Jerusalem — Israeli President Reuven Rivlin was the first major elected official to speak at the International Jewish Media Summit, which opened Sunday night in Jerusalem, and he encapsulated the challenge facing his country as it tries to connect more substantively with the Jewish diaspora.

The challenge is this: I’m not sure he gets it.

Rivlin, who’s been president for two years, is an engaging man, with none of the polish and international standing of his predecessor Shimon Peres, but with a sort of authentic, homegrown appeal. Some of my frustration with his remarks could stem from the fact that he is less fluent in English than, say, Peres or Israeli Prime Minister Benjamin Netanyahu, and not as skilled in talking to media from all over the world.

From his opening statement, he asserted that Jewish media must fight against anti-Semitism and anti-Zionism wherever it occurs around the world, “and we must do it together.”

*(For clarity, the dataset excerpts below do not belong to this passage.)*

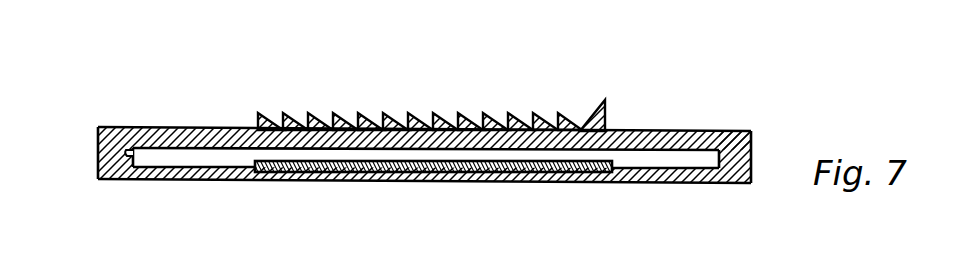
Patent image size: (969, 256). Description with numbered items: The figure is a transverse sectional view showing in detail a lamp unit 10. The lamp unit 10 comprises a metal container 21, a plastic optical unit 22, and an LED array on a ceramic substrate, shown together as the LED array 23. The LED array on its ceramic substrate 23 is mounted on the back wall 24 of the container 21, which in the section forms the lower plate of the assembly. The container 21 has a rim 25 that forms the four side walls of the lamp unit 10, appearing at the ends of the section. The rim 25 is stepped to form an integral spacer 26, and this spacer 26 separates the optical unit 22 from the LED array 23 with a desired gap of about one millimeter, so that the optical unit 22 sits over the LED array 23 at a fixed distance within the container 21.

The lamp unit 10 is at (404, 82).
The metal container 21 is at (138, 180).
The plastic optical unit 22 is at (173, 128).
The LED array on ceramic substrate 23 is at (277, 180).
The back wall 24 is at (663, 172).
The rim 25 is at (98, 133).
The integral spacer 26 is at (127, 153).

Me, I’d phrase it differently. I’d say that journalists must fight for truth and fairness, and expose bigotry and unfairness, wherever it occurs around the world, against Jews or anyone else. But Rivlin isn’t a journalist. He’s a politician trying to be a statesman, and I understand why he’d argue that Jews are connected to the state of Israel and duty-bound to defend it in whatever way we can.

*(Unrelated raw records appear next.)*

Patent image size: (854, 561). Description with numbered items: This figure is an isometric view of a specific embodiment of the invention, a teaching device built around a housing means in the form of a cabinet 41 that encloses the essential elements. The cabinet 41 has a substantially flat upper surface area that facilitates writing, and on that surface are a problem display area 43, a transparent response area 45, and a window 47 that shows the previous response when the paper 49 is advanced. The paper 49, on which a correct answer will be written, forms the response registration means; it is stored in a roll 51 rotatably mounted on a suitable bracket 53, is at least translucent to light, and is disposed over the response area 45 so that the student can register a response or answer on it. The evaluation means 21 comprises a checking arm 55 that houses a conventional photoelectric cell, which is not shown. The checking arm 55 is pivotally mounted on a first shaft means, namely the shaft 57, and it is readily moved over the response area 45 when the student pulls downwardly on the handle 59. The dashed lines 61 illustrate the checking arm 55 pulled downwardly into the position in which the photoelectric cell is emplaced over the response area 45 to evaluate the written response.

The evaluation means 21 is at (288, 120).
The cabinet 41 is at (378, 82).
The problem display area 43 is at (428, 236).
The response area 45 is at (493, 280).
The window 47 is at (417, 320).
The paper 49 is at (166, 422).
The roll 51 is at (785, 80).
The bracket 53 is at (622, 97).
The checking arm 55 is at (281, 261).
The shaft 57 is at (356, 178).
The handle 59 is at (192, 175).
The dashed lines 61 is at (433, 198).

But then the reverse has to be true: Israel also has to try hard to understand the values and passions of those diaspora Jews. And it’s been abundantly clear that religious pluralism is a value and passion of those American Jews who care deeply about the state of Israel.

Here’s where Rivlin missed his opportunity. Only three journalists were permitted to ask questions and one, a woman from the Canadian Jewish News, asked when women will have equality at the Kotel, the Western Wall, considered Judaism’s most sacred spot. Now it is run like an increasingly strict ultra-Orthodox synagogue, with women’s rights severely curtailed. A plan approved by the Netanyahu government to expand a section for egalitarian prayer was supposed to be implemented earlier this year, but has inexplicably been stalled.

All the while, women are being harassed and assaulted when they try to do in the women’s section what women all over America are free to do — that is, lead prayer services, wear prayer shawls and read from the Torah. And the men who have defended them, who also want to pray with women, are receiving death threats.

So, yeah, this is serious. And how did Rivlin respond?

He danced. He weaved. He acknowledged that “the Kotel means everything to every Jew” and that he thought the government had found a compromise and that religious Jews don’t really hate women and….

“This is a problem that should not become an issue,” the president said. But it has.

“It could be a place where everyone can come together,” he said. But it isn’t.

The plan before the government, brokered by Natan Sharansky with a whole lot of compromises by egalitarian movements in Israel and the U.S., takes nothing away from the devout Jews who have treated this sacred site as their own space. But it does claim that there is another way to worship at the ancient stones, and that alternative is also worthy.

This isn’t a big issue for most Israelis I know. It is a very big issue for American Jews who wish to feel at home in a tolerant Jerusalem and too often do not.

If we in the diaspora are to make common cause with Israel, feel its pain and defend its right to exist and to sometimes support unpalatable actions to help ensure that survival, then the government of Israel must reciprocate on an issue of utmost importance to the diaspora.

“The Kotel belongs to the Jewish people,” Rivlin said. Make that happen, please.